We have a few dozen XGs deployed, ranging from 105s to 210s. Most of these have very similar configurations, nothing crazy, AD authentication, Sophos Central Heartbeat, SSL and IPSec VPN, IPS/IDS, etc.
At one specific site we have an XG125 that was deployed with v16 something, and upgraded over the years. We have found that the last stable release on this site is 17.5.0. Any version beyond this and the device crashes every few hours. When the crash happens, we can continue accessing the device remotely, ssh and web, but internally all communication stops. We are unable to learn new mac addresses if we clear the arp table. Rebooting the XG restores connectivity.

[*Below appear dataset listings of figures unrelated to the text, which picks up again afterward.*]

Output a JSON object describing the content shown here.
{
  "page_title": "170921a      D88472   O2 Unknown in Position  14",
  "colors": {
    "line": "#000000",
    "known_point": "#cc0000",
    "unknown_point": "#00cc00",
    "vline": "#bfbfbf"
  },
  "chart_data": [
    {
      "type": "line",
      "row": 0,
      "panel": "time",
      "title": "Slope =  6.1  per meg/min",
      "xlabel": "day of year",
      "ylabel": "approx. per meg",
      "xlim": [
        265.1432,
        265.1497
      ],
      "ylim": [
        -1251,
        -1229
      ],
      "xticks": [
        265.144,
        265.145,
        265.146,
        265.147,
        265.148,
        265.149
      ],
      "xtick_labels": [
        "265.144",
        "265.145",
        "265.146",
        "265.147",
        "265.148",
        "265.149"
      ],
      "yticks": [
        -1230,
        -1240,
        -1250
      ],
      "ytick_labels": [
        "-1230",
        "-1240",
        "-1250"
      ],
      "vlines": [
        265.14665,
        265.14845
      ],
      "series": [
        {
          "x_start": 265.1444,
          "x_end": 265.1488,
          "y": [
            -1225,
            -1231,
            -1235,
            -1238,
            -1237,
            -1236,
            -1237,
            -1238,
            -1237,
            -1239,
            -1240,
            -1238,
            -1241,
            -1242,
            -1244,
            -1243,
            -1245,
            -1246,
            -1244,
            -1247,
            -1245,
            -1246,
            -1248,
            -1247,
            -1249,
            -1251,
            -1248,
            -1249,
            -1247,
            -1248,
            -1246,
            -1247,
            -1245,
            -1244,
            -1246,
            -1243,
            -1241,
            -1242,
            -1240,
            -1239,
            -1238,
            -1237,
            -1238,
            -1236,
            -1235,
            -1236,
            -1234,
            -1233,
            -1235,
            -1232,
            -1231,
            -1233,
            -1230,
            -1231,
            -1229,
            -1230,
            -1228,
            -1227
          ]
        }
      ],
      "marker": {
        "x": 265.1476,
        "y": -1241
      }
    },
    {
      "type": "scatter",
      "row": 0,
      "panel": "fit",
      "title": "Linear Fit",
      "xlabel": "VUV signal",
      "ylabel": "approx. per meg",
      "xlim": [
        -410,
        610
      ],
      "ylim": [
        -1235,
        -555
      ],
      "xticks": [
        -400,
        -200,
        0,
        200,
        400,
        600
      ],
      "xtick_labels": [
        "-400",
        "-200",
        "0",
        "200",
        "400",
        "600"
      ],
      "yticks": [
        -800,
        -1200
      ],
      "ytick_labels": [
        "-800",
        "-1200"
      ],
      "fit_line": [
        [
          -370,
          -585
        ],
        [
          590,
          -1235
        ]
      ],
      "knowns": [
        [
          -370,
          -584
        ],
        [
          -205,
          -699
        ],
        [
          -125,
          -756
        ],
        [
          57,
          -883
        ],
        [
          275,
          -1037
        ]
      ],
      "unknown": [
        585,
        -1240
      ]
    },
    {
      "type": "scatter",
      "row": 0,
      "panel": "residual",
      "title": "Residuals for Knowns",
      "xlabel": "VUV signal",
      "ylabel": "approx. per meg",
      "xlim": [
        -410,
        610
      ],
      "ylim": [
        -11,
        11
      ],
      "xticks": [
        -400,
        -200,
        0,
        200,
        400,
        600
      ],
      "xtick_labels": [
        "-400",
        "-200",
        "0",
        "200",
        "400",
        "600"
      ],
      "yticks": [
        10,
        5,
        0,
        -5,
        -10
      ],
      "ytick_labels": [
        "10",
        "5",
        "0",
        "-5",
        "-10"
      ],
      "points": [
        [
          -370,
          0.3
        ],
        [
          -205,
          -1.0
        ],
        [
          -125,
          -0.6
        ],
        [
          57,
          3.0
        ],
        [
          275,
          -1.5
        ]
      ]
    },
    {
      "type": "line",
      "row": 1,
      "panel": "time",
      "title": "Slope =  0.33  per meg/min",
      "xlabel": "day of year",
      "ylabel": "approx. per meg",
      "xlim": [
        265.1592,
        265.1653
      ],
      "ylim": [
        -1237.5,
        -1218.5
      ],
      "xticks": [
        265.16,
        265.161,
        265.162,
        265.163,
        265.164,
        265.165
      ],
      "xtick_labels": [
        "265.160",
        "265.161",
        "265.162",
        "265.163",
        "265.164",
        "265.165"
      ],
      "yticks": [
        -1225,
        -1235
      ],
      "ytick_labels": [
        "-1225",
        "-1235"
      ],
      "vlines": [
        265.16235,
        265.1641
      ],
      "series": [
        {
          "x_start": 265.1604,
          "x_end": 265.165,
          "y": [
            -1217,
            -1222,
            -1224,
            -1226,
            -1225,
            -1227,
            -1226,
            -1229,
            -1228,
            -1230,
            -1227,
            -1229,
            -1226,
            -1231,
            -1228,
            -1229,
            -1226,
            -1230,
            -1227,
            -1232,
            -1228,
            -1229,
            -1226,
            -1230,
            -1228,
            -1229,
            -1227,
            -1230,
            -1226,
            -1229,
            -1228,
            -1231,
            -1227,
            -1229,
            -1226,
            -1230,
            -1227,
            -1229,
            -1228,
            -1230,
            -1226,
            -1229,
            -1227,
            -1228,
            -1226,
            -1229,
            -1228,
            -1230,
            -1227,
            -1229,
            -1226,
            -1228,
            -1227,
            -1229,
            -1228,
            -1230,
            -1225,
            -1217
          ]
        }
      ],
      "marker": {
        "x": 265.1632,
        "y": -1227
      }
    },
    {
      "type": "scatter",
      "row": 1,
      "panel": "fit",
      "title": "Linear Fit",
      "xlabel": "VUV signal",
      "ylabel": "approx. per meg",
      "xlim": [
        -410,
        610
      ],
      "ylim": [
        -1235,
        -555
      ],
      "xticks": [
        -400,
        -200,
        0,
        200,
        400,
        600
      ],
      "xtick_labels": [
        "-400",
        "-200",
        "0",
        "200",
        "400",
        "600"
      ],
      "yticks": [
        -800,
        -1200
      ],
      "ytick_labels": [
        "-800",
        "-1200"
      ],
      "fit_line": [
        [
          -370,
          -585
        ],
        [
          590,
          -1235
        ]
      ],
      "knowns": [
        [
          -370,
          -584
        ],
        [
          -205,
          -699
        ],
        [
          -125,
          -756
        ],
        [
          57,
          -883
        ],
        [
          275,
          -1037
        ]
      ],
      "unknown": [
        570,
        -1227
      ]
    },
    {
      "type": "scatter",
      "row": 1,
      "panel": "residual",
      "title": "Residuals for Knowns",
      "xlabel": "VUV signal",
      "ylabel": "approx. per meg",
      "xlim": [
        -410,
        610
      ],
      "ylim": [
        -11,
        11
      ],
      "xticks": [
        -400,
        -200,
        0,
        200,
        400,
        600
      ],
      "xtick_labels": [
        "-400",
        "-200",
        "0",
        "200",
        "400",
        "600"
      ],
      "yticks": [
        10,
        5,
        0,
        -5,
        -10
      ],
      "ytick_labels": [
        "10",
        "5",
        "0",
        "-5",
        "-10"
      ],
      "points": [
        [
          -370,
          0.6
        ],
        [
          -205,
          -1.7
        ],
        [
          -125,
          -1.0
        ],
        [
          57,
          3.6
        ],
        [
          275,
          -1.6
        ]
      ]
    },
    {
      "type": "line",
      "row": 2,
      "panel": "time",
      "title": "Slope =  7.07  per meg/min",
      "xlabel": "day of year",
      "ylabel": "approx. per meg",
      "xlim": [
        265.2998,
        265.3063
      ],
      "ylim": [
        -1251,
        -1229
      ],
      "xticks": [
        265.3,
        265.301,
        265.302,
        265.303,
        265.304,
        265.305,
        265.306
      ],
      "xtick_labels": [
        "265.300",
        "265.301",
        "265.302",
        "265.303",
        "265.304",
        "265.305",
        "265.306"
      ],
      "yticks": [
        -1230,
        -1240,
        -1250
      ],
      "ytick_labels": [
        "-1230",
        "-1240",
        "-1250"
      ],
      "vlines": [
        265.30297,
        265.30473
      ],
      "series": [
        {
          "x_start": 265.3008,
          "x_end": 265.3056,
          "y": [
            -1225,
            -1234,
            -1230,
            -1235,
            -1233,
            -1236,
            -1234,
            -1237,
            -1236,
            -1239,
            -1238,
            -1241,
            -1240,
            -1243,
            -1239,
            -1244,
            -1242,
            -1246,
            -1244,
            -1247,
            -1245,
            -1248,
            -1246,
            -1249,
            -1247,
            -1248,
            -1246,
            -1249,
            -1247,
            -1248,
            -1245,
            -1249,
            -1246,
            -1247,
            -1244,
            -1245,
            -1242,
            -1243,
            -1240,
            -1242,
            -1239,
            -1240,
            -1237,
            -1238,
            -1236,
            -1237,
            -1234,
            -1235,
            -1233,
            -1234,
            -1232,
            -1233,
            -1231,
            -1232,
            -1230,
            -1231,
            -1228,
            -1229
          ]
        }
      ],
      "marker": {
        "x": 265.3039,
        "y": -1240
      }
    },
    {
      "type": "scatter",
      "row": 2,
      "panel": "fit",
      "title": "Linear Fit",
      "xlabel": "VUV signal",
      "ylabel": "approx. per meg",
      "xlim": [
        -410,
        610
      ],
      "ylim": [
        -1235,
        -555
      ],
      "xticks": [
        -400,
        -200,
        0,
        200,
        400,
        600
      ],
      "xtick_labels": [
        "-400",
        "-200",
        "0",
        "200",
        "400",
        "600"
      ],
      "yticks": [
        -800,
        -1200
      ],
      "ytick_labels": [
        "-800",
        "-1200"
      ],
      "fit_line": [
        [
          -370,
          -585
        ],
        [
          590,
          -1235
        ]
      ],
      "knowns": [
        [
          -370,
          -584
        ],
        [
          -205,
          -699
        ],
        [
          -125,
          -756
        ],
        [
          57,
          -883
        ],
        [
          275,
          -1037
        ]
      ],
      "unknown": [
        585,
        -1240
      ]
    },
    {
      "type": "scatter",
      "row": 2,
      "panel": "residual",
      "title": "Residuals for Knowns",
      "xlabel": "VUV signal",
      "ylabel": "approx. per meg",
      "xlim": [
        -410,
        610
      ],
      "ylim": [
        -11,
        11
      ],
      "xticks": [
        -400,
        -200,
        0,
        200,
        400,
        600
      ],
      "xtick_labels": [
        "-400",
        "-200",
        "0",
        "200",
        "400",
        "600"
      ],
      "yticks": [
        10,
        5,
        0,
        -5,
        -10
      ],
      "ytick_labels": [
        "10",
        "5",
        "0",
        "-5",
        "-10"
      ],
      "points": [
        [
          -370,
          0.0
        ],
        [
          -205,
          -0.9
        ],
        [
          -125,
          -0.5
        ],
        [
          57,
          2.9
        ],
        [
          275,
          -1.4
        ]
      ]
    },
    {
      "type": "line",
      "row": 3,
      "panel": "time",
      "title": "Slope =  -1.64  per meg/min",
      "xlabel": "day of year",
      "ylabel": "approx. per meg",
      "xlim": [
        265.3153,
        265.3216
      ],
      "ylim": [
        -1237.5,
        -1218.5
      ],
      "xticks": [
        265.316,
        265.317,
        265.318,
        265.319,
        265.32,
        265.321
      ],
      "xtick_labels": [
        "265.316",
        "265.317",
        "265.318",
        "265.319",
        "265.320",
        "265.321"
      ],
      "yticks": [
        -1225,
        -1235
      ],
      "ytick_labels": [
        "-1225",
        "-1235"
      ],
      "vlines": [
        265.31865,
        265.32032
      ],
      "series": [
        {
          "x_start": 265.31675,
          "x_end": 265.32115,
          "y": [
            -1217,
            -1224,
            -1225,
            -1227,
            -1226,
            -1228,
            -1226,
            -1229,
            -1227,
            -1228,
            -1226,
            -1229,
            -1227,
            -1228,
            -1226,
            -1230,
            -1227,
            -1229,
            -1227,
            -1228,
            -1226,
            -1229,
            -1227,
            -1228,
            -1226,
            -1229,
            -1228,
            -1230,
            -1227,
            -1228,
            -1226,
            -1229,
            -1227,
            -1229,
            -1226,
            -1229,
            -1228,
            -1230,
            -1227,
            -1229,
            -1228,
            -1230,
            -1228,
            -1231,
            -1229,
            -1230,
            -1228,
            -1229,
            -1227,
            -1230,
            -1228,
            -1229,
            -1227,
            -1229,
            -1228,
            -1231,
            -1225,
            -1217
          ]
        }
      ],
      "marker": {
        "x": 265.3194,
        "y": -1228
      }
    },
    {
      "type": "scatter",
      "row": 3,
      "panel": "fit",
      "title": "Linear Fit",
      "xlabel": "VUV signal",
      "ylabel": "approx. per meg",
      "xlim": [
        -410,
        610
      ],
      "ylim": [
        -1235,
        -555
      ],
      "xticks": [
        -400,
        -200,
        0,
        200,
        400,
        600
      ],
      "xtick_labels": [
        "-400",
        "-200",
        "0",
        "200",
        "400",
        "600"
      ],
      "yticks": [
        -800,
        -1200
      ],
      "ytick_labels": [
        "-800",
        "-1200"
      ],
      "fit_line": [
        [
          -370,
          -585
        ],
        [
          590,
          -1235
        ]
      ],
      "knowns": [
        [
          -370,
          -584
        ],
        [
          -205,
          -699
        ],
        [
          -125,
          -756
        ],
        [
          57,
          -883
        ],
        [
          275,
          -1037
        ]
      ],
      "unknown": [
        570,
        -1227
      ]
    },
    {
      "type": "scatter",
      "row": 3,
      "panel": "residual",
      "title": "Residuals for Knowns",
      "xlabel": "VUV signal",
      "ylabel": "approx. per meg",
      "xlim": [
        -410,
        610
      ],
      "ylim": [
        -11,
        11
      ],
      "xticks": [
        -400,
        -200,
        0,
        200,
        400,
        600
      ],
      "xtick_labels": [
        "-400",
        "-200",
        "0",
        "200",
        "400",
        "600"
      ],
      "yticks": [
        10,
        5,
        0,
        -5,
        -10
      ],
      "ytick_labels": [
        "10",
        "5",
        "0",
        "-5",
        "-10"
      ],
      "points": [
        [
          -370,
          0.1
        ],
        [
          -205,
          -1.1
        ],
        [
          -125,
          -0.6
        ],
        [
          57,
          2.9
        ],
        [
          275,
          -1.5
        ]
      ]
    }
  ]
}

We've worked extensively with support, enabled detailed debugging, made configuration tweaks, moved the device to a new switch, swapped hardware, wiped and restored the config from backup, and as of last night, I wiped the device, upgraded to 18.0.3 MR3, and configured from scratch, with a bare minimum configuration in the hopes that there was corruption in the database that was getting carried forward with the backup/restore process. Unfortunately this was not the case, and after wrapping up around 2am last night, the device crashed somewhere around 4am. I've called support a few times this morning, and there is a "Critical" case open, but have yet to receive a response.
I'm really not sure where to go from here. There is clearly something peculiar to this site that is causing the crash, but I don't know what. The XG is connected directly to the ISP's CPE (same ISP/CPE has most of our other sites) and the LAN is connected to a Cisco SG350X switch (same model we use at many other sites). All patch cords have been replaced, firewall has been connected to different switchports, and different switches.
The only thing even remotely unique in this deployment (after simplifying the topology last night, and starting with a blank config) is that we have remote phones that connect via IPSec back to the XG. I don't see how this could be causing the trouble, but it is possible, and about the only thing that is different about this site compared to other deployments.
Interestingly, when the device is in it's "crashed" state, we are unable to resolve DNS from the command line. This is despite the DNS servers being external DNS servers, not located on the customer LAN, so this should not be an issue.
This thread was automatically locked due to age.